W Zakładzie Karnym nr 2 we Wrocławiu przy ul. Fiołkowej jest kilka kotów. Więźniowie się nimi zajmują i karmią.
"Nie można tego wytłumaczyć"
Sąd we Wrocławiu zdecydował, że mężczyzna będzie musiał spędzić 2 miesiące w więzieniu. Zapłaci też tysiąc złotych na rzecz Towarzystwa Opieki nad Zwierzętami i pokryje koszty sądowe.

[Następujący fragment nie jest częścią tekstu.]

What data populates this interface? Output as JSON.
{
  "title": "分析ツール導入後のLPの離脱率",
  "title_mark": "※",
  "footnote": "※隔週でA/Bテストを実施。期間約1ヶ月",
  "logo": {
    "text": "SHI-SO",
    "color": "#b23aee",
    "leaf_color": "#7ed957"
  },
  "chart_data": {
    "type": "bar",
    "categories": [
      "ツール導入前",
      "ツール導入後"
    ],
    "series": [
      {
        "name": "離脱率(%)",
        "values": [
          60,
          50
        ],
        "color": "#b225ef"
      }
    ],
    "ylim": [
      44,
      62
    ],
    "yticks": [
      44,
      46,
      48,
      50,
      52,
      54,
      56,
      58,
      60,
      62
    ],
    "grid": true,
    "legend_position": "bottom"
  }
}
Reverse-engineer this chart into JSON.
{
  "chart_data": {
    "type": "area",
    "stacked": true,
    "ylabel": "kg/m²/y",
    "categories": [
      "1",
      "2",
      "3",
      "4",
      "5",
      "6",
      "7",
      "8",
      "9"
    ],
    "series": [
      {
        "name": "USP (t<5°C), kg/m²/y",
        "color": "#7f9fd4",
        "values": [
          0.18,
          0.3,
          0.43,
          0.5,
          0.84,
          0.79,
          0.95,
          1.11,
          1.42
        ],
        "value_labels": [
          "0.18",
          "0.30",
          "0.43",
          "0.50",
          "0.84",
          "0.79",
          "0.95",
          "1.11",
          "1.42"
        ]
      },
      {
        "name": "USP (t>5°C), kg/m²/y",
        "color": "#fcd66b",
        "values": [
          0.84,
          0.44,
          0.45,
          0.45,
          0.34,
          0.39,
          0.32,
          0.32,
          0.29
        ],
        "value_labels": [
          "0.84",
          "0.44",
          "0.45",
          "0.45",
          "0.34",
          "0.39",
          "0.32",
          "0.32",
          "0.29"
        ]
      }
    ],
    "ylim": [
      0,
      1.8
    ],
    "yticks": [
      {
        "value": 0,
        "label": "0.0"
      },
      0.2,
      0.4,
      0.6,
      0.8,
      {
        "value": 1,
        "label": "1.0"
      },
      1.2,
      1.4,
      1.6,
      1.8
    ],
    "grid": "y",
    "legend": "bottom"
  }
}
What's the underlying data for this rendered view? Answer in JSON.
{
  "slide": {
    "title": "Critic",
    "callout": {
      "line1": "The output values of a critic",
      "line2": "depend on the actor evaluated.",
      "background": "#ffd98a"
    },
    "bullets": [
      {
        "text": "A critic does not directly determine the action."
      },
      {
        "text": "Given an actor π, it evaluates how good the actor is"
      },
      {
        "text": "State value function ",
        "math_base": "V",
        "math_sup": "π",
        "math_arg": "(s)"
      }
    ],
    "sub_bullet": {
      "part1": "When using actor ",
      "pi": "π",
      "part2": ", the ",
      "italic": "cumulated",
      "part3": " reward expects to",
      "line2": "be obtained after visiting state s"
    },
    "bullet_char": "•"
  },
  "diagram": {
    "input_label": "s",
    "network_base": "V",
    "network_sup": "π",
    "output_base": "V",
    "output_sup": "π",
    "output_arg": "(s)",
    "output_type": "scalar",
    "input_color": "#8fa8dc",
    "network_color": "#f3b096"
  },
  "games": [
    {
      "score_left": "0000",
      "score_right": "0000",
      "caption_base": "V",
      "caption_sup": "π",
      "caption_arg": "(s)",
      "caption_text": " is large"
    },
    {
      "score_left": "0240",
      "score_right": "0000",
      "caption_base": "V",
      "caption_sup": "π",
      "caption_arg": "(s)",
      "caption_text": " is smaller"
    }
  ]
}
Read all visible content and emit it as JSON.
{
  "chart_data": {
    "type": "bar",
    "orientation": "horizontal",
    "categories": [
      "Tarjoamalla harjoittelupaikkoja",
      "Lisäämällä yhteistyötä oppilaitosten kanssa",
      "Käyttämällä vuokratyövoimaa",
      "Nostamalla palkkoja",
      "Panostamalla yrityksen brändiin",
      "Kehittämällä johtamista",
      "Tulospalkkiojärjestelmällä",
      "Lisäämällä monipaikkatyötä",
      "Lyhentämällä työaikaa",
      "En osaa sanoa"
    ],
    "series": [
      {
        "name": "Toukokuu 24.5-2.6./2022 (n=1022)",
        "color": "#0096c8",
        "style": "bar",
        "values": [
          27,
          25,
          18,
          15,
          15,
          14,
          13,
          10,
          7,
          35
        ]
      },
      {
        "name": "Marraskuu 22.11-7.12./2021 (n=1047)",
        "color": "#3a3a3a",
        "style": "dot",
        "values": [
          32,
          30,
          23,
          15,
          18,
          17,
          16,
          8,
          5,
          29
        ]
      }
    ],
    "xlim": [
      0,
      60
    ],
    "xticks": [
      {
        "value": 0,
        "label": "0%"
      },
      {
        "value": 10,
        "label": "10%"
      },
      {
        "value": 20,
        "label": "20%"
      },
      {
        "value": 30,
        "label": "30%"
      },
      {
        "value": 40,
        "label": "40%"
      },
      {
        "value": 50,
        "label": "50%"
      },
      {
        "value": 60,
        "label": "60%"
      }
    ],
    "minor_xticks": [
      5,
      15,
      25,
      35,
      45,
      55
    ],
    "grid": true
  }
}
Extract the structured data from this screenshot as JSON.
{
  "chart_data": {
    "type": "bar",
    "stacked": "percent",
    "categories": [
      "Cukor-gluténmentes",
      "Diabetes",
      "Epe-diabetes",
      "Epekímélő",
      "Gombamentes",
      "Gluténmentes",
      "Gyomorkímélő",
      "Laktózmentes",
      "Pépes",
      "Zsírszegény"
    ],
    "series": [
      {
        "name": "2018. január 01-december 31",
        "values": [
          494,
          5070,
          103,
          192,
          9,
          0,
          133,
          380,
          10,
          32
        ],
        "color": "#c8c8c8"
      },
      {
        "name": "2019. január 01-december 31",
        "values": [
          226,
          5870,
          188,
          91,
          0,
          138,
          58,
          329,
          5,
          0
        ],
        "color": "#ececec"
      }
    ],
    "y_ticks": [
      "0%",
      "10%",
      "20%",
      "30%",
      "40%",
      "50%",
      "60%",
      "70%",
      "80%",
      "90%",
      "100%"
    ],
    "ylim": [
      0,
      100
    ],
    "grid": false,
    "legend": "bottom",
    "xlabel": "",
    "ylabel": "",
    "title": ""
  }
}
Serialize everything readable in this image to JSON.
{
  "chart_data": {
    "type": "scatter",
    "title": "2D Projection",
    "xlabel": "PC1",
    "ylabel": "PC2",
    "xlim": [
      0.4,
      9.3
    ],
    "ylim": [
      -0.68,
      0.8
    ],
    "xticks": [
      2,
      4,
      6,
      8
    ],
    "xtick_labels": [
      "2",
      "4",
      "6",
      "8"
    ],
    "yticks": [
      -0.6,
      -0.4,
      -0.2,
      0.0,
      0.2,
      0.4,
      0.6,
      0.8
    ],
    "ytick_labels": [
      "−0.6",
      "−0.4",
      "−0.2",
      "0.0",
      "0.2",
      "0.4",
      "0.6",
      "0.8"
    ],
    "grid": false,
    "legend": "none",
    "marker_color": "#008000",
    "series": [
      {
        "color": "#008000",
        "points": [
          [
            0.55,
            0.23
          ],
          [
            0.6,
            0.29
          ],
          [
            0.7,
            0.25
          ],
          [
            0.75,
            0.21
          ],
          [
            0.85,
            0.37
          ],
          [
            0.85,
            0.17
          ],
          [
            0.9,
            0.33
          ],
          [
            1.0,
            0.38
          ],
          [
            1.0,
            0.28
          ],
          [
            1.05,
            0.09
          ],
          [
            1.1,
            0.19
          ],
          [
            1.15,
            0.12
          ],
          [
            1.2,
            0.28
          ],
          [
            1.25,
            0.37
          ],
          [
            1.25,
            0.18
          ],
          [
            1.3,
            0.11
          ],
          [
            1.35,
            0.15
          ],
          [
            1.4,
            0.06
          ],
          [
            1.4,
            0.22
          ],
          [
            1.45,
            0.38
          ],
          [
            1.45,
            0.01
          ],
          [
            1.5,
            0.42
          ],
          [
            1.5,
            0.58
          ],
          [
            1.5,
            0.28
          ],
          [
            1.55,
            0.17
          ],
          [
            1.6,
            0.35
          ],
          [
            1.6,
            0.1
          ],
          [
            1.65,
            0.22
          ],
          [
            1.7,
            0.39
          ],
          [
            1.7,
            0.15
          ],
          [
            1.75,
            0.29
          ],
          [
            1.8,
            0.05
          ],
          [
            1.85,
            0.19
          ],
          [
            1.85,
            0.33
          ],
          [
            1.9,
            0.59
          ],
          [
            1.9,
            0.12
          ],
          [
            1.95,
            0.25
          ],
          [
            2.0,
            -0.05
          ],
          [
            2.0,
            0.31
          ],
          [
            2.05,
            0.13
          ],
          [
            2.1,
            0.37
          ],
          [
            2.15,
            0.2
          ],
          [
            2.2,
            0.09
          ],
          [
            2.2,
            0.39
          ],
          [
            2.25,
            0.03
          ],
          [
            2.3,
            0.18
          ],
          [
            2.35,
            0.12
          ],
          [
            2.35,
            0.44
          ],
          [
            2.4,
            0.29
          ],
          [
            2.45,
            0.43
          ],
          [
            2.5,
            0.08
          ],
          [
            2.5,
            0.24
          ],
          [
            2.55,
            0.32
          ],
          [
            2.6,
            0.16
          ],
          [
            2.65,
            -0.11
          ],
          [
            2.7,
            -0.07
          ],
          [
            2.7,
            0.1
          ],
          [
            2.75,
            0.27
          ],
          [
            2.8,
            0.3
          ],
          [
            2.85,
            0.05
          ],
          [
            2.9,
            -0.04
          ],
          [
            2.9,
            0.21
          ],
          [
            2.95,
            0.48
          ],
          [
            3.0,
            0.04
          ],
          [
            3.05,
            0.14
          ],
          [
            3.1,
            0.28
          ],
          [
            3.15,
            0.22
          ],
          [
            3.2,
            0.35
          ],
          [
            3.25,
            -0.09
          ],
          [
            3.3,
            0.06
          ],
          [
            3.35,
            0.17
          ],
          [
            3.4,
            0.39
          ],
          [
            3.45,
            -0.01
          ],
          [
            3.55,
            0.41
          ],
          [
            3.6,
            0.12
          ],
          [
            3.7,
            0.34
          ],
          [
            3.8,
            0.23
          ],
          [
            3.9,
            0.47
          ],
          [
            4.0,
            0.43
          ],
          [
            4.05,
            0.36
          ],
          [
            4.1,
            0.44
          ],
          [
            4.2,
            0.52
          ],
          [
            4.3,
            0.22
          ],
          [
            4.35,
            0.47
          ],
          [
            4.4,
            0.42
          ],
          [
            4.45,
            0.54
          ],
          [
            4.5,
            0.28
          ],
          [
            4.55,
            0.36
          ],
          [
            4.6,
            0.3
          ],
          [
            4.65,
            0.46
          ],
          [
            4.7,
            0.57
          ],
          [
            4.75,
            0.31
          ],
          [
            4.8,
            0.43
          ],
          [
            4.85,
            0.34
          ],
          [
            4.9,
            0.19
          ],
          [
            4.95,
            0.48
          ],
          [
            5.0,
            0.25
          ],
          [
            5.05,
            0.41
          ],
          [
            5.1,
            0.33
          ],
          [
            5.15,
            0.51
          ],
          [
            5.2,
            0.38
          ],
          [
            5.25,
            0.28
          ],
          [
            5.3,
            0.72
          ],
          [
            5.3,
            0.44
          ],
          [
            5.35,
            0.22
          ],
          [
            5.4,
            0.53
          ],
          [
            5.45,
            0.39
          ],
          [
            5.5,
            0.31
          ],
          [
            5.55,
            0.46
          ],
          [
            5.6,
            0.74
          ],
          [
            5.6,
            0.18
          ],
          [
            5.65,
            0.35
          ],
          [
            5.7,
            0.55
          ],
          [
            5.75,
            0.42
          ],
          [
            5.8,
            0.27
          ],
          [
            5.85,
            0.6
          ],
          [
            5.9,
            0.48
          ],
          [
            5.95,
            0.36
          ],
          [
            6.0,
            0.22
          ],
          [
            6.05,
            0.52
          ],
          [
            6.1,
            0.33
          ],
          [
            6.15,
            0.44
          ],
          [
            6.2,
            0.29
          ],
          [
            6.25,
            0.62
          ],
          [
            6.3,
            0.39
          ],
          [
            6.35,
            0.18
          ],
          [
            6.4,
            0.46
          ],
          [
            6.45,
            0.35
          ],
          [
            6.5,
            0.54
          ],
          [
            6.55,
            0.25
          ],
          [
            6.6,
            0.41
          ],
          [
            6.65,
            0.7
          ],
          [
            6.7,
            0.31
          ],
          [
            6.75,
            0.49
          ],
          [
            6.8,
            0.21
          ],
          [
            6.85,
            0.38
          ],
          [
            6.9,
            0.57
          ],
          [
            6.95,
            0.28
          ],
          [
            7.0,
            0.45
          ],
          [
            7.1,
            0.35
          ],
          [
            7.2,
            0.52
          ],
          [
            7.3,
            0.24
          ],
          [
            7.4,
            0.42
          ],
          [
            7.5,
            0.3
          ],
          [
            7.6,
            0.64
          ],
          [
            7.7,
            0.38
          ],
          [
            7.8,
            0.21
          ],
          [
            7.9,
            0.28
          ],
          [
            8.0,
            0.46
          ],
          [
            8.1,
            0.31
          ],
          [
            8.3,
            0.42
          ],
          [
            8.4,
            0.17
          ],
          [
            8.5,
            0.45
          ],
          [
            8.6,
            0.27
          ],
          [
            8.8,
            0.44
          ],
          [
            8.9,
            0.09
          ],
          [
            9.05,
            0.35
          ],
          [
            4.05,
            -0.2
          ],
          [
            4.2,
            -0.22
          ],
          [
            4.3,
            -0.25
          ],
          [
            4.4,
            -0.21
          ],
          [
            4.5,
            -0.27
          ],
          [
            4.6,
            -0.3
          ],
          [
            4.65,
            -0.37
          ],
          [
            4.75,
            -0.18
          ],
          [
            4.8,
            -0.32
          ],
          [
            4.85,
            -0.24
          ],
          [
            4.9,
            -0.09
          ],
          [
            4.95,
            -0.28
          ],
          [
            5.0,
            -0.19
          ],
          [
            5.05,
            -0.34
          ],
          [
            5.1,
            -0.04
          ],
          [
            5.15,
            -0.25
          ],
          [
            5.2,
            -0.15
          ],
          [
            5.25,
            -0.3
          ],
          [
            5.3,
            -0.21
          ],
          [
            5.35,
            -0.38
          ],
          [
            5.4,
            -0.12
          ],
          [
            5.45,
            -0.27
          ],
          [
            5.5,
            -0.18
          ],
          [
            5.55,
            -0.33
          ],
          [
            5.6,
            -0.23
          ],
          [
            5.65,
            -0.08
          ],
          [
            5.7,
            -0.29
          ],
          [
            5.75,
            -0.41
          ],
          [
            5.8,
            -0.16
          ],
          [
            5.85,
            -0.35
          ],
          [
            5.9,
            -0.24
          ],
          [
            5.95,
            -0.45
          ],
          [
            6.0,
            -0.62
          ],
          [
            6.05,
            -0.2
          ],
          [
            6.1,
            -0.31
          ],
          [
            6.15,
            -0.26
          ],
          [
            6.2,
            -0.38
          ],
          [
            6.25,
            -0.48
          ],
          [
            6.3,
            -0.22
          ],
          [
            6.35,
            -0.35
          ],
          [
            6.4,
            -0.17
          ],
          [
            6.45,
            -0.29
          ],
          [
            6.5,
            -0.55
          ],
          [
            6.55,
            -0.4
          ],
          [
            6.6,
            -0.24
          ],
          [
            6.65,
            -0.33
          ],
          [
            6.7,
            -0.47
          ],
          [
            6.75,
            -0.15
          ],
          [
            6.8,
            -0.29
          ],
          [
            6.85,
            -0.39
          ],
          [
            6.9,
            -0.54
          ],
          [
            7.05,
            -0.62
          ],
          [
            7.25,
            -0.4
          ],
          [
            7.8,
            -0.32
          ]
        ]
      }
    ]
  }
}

- Ewentualnie można jeszcze zrozumieć, że kot został zrzucony przez mężczyznę, bo ten podczas snu się przestraszył. Nie można jednak wytłumaczyć, dlaczego kot został wyrzucony przez okno - mówił sędzia prowadzący rozprawę - Poza tym ze strony oskarżonego nie padło żadne konkretne wytłumaczenie, co tylko może potwierdzać, że chciał, by zwierzę cierpiało - dodał.
Mężczyzna nie przyznał się do winy, a wyrok jest nieprawomocny. Na razie nie wiadomo, czy z jego strony będzie apelacja. Z więzienia wyszedł we wrześniu. Będzie tam musiał jednak na 2 miesiące wrócić.
"Ten wyrok, to przełamanie tendencji"
Z wyroku zadowoleni są przedstawiciele wrocławskiego Towarzystwa Opieki nad Zwierzętami.
- To przełamanie tendencji. Zazwyczaj w podobnych przypadkach sąd decydował się na karę w zawieszeniu. Tutaj udało się, by ten mężczyzna trafił do więzienia - mówi Mateusz Czmiel, rzecznik prasowy TOZ.